The difference will matter most when compute becomes even more constrained, model quality converges, and price competition intensifies. I expect all three to happen.
How to Know If I Am Wrong
Here is how to check me.
By June 2028, Anthropic’s decline will be visible through sustained loss of business AI coding market share. I expect its share to fall from approximately 50% today to approximately 20%.
Anthropic will be the first major frontier-model provider to fold, be acquired under pressure, or become a niche product rather than an independent frontier competitor.
The signals will appear before the outcome:
- Cursor will shift more usage toward Composer, Grok, or other non-Anthropic models.
- SpaceX will deliver a competitive coding model and price it below Claude.
- SpaceX’s C training and inference work will produce a meaningful cost or speed advantage.
- Anthropic’s market share will fall faster than its overall market grows.
- Anthropic will spend more aggressively to secure capacity it still does not strategically control.
- Infrastructure providers will reserve their newest or most efficient capacity for their own models and preferred partners.
If Anthropic still controls approximately half of the business AI coding market in June 2028, the prediction failed.

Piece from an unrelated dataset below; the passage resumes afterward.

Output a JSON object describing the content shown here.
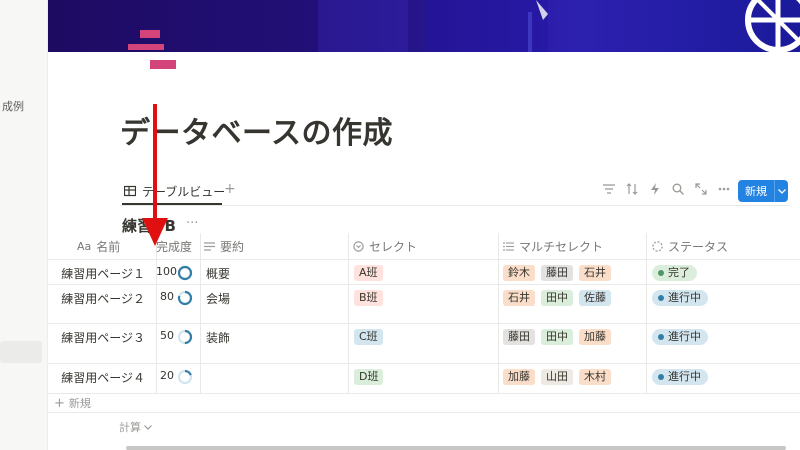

If Anthropic builds or controls enough infrastructure to erase the cost disadvantage, the prediction failed. If Composer and Grok remain materially behind Claude, the prediction failed. If switching costs prove stronger than I expect, the prediction failed.
That is the value of writing predictions down. You do not get to remember only the parts you got right.
Anthropic has built an extraordinary refinery.
It may be the best refinery in the market today.
It still does not control the wells.
Sources and Measurement
The market-share figures in this prediction measure different but related markets. The Ramp AI Index measures paid business AI subscriptions across more than 70,000 businesses. CNBC’s approximately 50% figure refers specifically to the business AI coding category. I use the narrower coding figure as the baseline for the June 2028 prediction.
The compute agreement is documented by SpaceX, with the financial terms reported by TechCrunch from SpaceX’s S-1 filing. The Cursor transaction is documented in SpaceX’s SEC filing.
The claims about SpaceX’s C training and inference stacks come directly from Musk. The software, performance advantage, pricing response, and resulting market-share shift remain predictions, not established facts.
The subscription-usage examples come from Anthropic’s usage-limit documentation, OpenAI’s Codex pricing documentation, and GitHub’s Copilot plan documentation. Those limits establish that access is rationed. The conclusion that this weakens loyalty and increases price sensitivity is my inference.